Differential-linear distinguishers were introduced by Langford and Hellman in 1994. They consist of combining a differential distinguisher followed by a linear distinguisher, and then studying the bias obtained from pairs of plaintexts with a fixed difference and linear approximations of the corresponding ciphertexts to construct a differential-linear distinguisher. The original method was improved by Bar-On et al. in 2019 with the introduction of the DLCT (Differential Linear Connectivity Table). More recently, in 2024, Hadipour et al. further enhanced this approach by introducing multiple intermediate tables—similar to the case of boomerang distinguishers—to better tune the computation of the middle part of the distinguisher. Additionally, they proposed an automated tool to find differential-linear distinguishers, which led to improvements and the identification of new distinguishers for several schemes, including SERPENT and PRESENT. However, although these distinguishers are optimal in terms of correlation, they do not necessarily lead to the best attacks.

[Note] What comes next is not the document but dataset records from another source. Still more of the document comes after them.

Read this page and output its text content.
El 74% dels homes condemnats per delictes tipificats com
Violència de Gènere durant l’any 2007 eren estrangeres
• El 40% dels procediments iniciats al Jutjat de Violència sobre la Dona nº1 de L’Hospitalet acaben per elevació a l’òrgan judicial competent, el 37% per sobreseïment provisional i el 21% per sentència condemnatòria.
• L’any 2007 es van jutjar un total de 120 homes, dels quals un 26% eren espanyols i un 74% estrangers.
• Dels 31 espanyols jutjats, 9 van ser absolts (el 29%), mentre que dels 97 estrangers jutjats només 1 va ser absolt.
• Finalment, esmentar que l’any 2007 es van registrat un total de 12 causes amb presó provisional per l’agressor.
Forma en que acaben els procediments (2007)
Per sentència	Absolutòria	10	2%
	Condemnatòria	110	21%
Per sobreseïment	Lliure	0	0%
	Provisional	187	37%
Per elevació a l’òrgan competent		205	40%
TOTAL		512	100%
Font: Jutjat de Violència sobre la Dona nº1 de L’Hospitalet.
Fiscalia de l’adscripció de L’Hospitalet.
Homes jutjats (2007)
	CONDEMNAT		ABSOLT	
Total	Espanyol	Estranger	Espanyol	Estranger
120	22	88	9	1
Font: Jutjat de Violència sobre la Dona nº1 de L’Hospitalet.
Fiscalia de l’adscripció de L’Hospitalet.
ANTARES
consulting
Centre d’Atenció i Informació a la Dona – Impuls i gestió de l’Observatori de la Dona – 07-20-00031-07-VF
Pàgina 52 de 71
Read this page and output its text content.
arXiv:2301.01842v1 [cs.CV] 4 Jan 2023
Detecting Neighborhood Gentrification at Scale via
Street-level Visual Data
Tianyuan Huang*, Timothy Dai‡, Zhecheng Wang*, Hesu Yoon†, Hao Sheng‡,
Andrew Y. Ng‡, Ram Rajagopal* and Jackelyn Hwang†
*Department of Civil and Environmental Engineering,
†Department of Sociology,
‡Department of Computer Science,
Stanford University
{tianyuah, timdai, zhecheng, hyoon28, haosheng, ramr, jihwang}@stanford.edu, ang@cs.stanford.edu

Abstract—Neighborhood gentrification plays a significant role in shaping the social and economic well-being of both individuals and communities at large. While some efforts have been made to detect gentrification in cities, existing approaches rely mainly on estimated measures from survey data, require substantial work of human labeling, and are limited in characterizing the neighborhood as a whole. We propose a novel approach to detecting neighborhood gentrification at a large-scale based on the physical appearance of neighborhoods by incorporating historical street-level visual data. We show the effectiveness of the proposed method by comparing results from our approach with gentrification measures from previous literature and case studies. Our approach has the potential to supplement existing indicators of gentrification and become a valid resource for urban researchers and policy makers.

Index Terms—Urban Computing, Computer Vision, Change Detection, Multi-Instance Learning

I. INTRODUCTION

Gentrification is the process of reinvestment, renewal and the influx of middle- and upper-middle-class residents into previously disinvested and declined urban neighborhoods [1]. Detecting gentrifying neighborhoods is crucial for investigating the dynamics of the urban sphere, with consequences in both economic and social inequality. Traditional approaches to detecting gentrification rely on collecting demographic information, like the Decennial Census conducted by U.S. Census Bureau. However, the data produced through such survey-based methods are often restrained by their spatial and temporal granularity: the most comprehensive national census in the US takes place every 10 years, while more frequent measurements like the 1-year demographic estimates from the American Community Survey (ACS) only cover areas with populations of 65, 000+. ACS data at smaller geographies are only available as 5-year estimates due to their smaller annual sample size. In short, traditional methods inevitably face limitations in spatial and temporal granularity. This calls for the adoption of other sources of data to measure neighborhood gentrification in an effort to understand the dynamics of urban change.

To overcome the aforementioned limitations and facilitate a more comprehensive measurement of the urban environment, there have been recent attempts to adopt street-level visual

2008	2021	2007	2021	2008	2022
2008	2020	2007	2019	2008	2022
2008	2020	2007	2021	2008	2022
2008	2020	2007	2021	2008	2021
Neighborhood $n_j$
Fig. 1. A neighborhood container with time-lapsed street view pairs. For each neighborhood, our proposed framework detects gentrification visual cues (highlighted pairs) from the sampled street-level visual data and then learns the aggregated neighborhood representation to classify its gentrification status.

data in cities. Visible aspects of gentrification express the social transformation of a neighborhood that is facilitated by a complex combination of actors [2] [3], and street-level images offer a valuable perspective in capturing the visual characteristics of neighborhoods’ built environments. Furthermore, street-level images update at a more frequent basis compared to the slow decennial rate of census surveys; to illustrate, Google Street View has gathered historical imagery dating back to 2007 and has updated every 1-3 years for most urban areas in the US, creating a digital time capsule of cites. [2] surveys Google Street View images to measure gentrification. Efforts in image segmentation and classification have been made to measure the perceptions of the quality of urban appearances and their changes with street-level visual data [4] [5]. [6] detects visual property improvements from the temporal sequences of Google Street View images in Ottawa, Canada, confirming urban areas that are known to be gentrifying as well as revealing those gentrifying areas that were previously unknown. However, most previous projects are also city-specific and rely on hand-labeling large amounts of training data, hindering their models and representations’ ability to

In this work, our objective was to identify distinguishers, based on the model of Hadipour et al., that are better suited for key-recovery attacks. To this end, we incorporated the key-recovery extended rounds into their tool and adapted the objective function to achieve a better trade-off between the distinguisher probability and the number of key bits to be guessed. We applied our enhanced tool to SERPENT and PRESENT. For SERPENT, our attack reaches 12 rounds with a time complexity of $2^{220.9}$ and a data/memory complexity of $2^{125.01}$. For PRESENT-80 (respectively PRESENT-128), our attacks reach 16 (respectively 18) rounds with a time complexity of $2^{73.88}$ (respectively $2^{124}$) and a data/memory complexity of $2^{57.88}$ (respectively $2^{63.25}$).